Star, asterisk, or other doo-dad at the margin: to be used sparingly, to
emphasize the ten or twenty most important statements in the book. (You may want
to fold the bottom comer of each page on which you use such marks. It won't hurt
the sturdy paper on which most modern books are printed, and you will be able take
the book off the shelf at any time and, by opening it at the folded-corner page,
refresh your recollection of the book.)
Numbers in the margin: to indicate the sequence of points the author makes in
developing a single argument. !!!!
Numbers of other pages in the margin: to indicate where else in the book the
author made points relevant to the point marked; to tie up the ideas in a book,
which, though they may be separated by many pages, belong together.

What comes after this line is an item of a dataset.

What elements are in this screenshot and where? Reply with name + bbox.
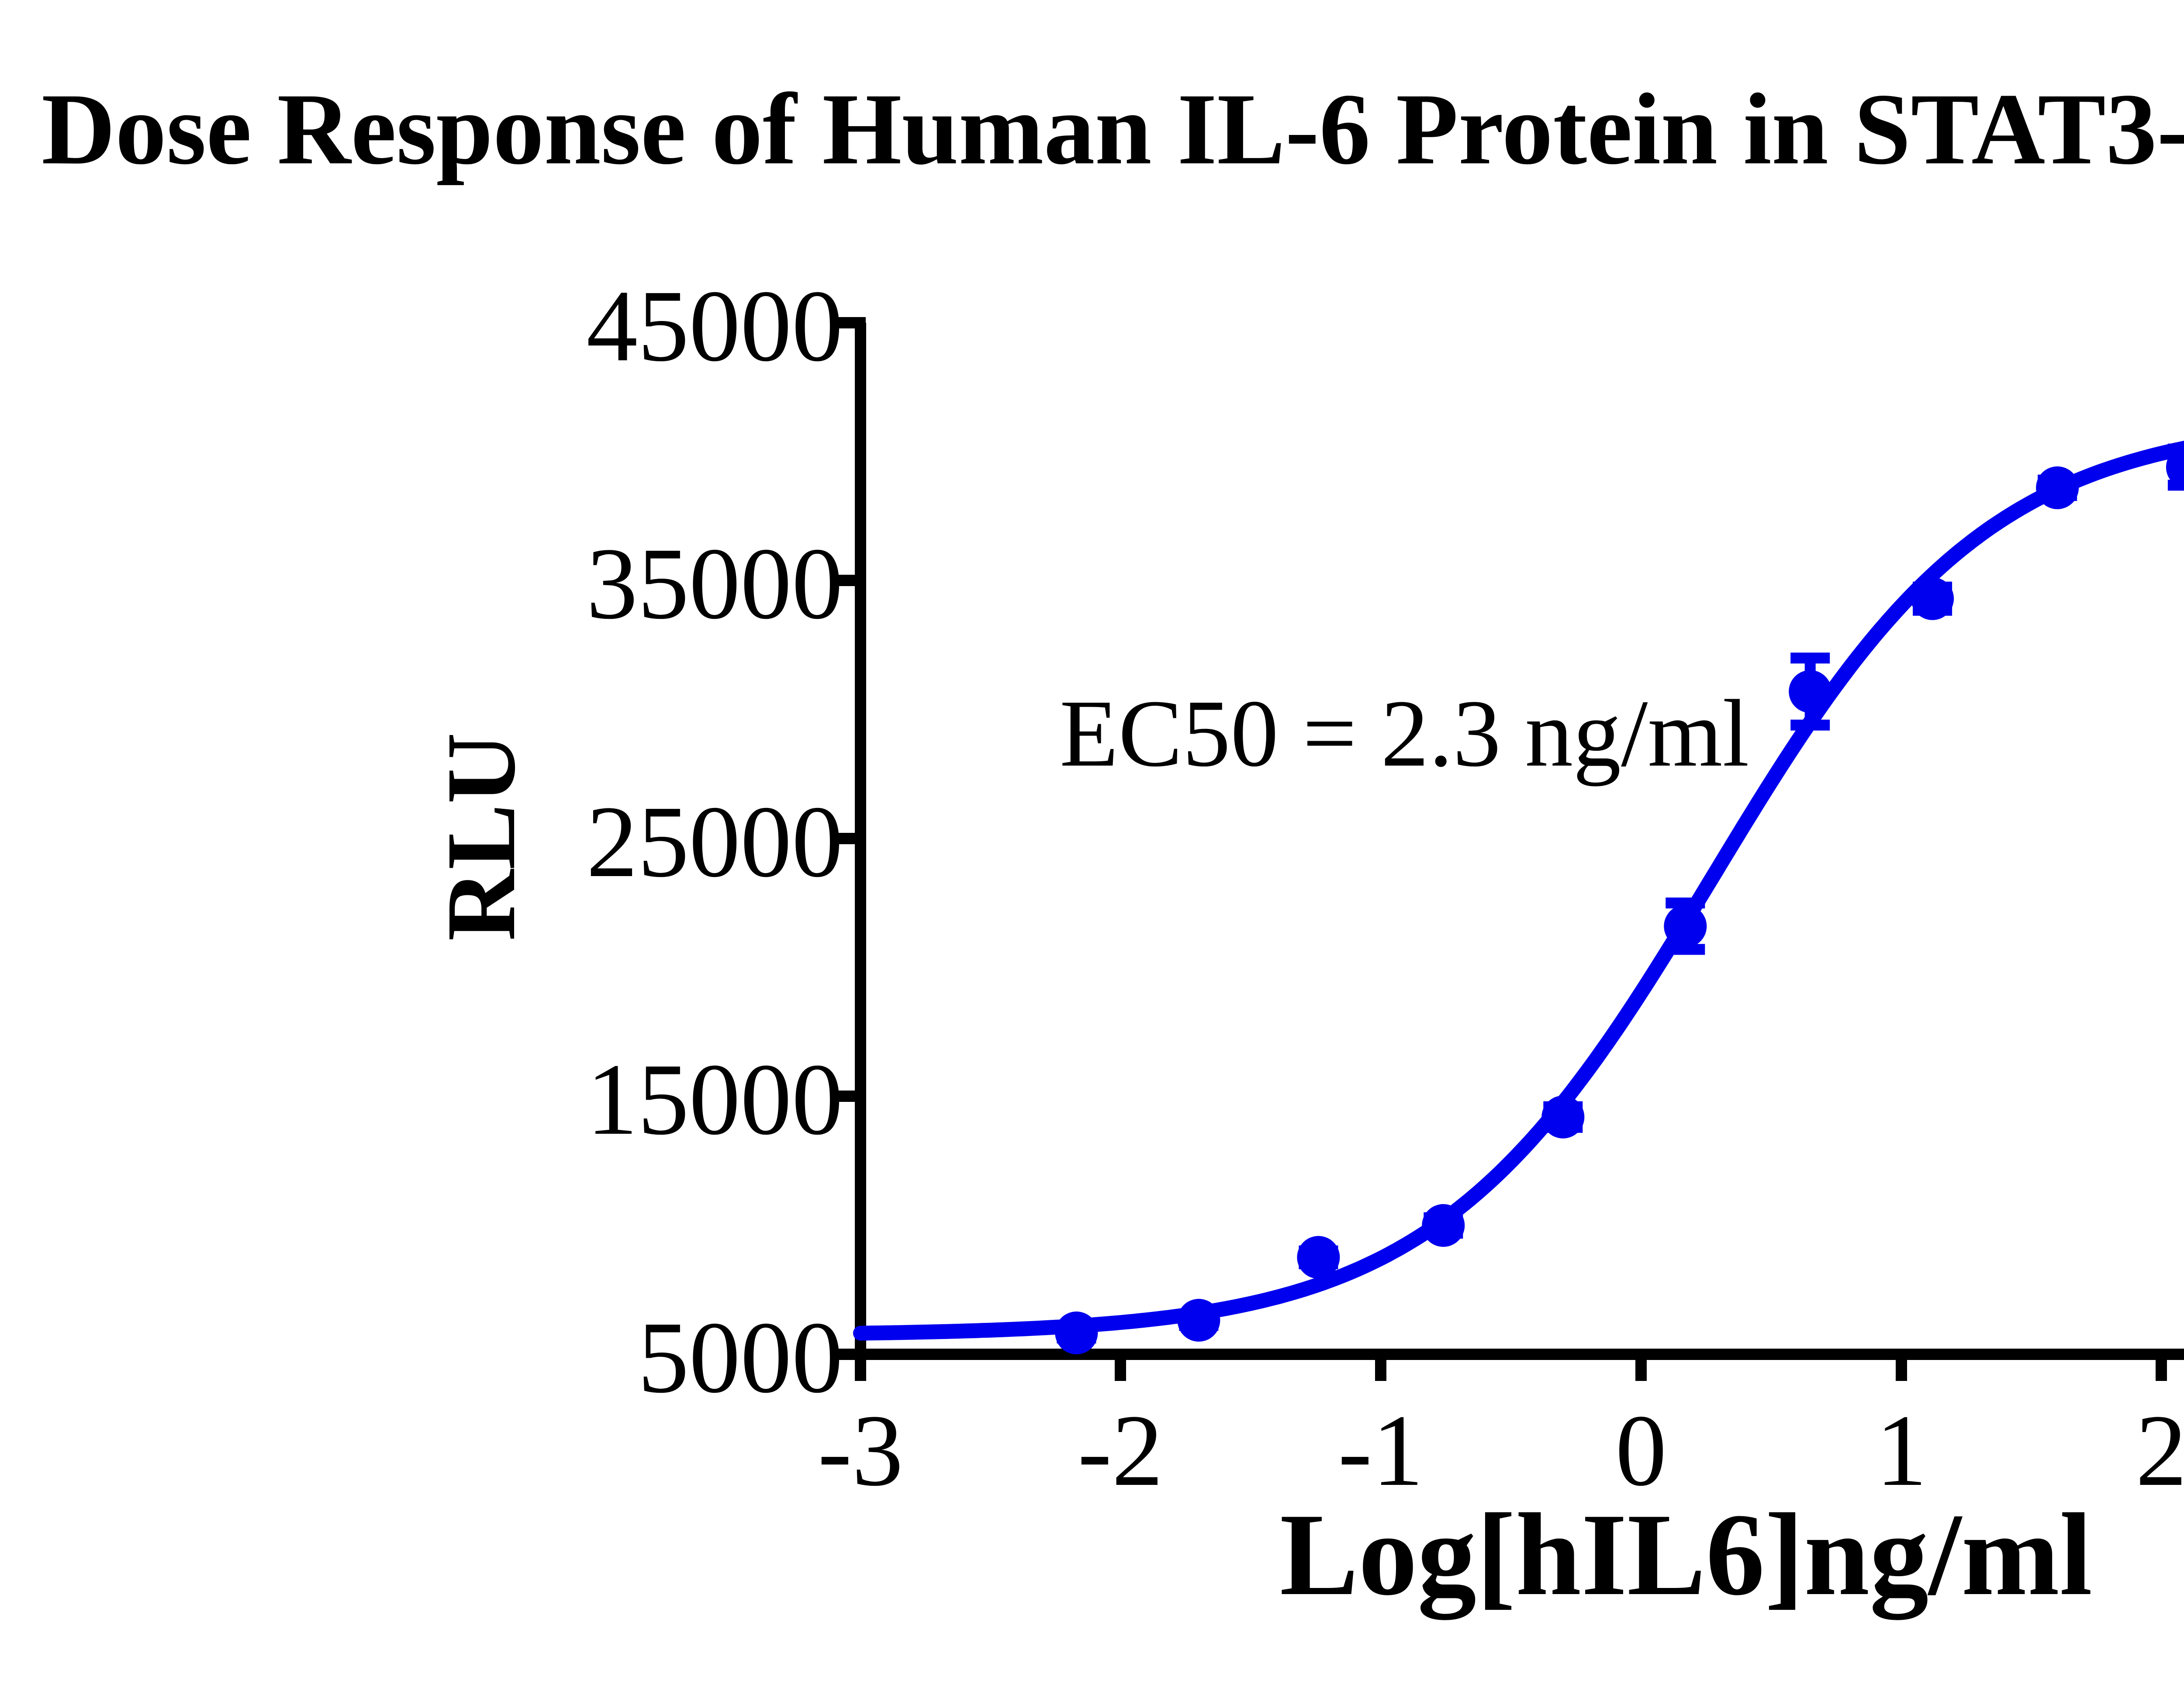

Circling or highlighting of key words or phrases.
Writing in the margin, or at the top or bottom of the page, for the sake of:
recording questions (and perhaps answers) which a passage raised in your mind;
reducing a complicated discussion to a simple statement; recording the sequence of
major points right through the books. I use the end-papers at the back of the book to
make a personal index of the author's points in the order of their appearance. [THIS
IS VERY IMPORTANT. THIS IS A KEY PLACE WHERE I FIND OUT HOW
WELL YOU UNDERSTOOD WHAT YOU READ AND WHAT KIND OF GRADE
YOU DESERVE]
The front end-papers are to me the most important. Some people reserve them for a fancy
bookplate. I reserve them for fancy thinking. After I have finished reading the book, I
turn to the front and try to outline the book, not page by page or point by point, but as
an integrated structure, with a basic unity and an order of parts. This outline is, to me, the
measure of my understanding of the work.
Mayflower Discussion Questions on next page…………………
Mayflower Discussion Questions
Write each answer in a paragraph(s).
Times New Roman, 12pt, 1” margins, name in upper right-hand corner
1. In a well-written paragraph of exactly 100 words, summarize the argument/purpose of
Mayflower.
2. Site the five most striking examples of God’s Providence in the Pilgrim story.
3. Do you think Dorothy May Bradford died by accident or suicide?
4. Describe the differences between the original Pilgrims and the next generation.
5. Compare/contrast the differences in the “social construction of reality” (i.e. perceptions) of the
original Pilgrims arriving on the Mayflower and Indians on first contact. Do the same for the next
generation of New Englanders.
6. Site several acts of friendship between the Pilgrims and Indians.
7. How successful were the English at adapting their militia to the strategies used by the Indians
in war? Site examples.
8. Read the Mayflower Compact (41). How was the spirit of it violated by the trial of three
Indians? Consider the last days of King Philip’s War, when the English were close to victory. If
you were in command, what would you have done differently?
9. Rank the five most impressive people described in Mayflower and summarize their importance
in exactly 100 words each person.
NOTE: If you email your paper to me before Aug. 1, you will get
5 points extra credit. If you make over a 100 on this assignment, I
will transfer the extra points to another test grade in Q1.